Important Risks to Understand
Credit Risk: This is the risk that the issuer may not pay interest or principal. Lower-rated bonds have higher credit risk. Ratings are not guarantees of repayment .
Interest Rate Risk: When market interest rates rise, existing bond prices fall. If you sell before maturity, you may make a loss. Holding to maturity protects you from price movement .
Liquidity Risk: Some bonds do not trade actively on exchanges. You may not find a buyer when you want to sell .
Reinvestment Risk: When you get interest payments, you may not get the same rate when reinvesting the money.
Expert Advice for 2026
Experts suggest focusing on quality over high returns. The RBI has kept rates unchanged, so now is the time for steady income . High-quality corporate bonds and PSU bonds can give attractive returns . It is good to diversify across issuers, maturities, and ratings rather than putting all money in one bond .

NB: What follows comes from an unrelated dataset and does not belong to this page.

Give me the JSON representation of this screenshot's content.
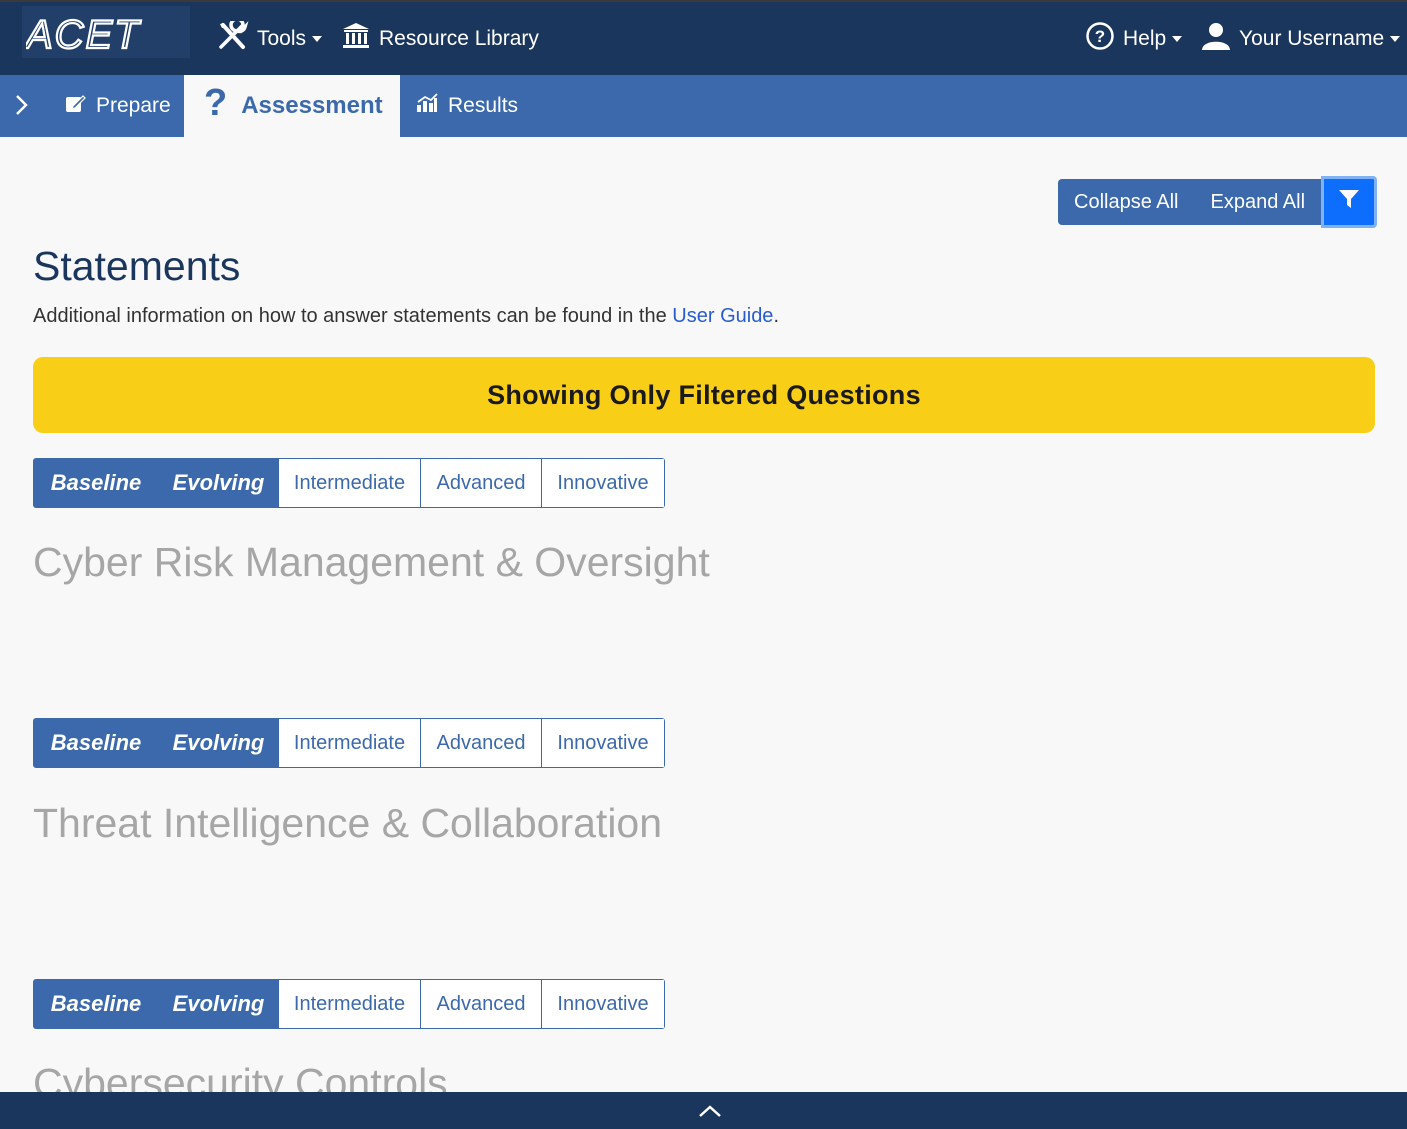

Nishchay Nath, founder of BondScanner, says investors should expect mid-to-high single digit returns from good bonds . If you see bonds offering 9 to 12 percent returns, they come with higher credit risk .
Conclusion
2026 is a good year for bond investors in India. You can choose between government bonds with sovereign safety and corporate bonds with higher returns. The RBI Retail Direct account makes government bonds very accessible. Corporate bonds are available through exchanges and mutual funds.
The RBI Floating Rate Savings Bond at 8.05 percent is excellent for safety. State Development Loans give you 7.40 to 7.60 percent with state government backing. AAA-rated corporate bonds like PFC and REC offer 7.24 to 7.44 percent with high safety.
Before investing, check the credit rating, yield to maturity, and tenure. Match the bond with your financial goal. Diversify your investments across different types. Remember that higher returns always come with higher risk. Keep realistic expectations. Good quality bonds will give you steady returns if you hold them to maturity.
Start small, learn as you go, and build your bond portfolio step by step.
FAQs
1. Which gives better returns, government or corporate bonds?
Corporate bonds give more, around 7.40 to 8.30 percent. Government bonds give around 6 to 7 percent. Government bonds are safer, corporate bonds give higher returns.
2. Can I buy bonds through my Demat account?
Yes. Many bonds are listed on the National Stock Exchange. You can buy and sell them just like shares through your trading account.
3. How is bond interest taxed?
You pay tax on interest according to your income tax slab. If you sell after 12 months, you pay 12.5 percent long-term capital gains tax. If you hold till maturity, no capital gains tax.
4. What is the minimum money needed to start?
You can start with Rs 100 through mutual funds. For direct bonds on the exchange, you need around Rs 10,000.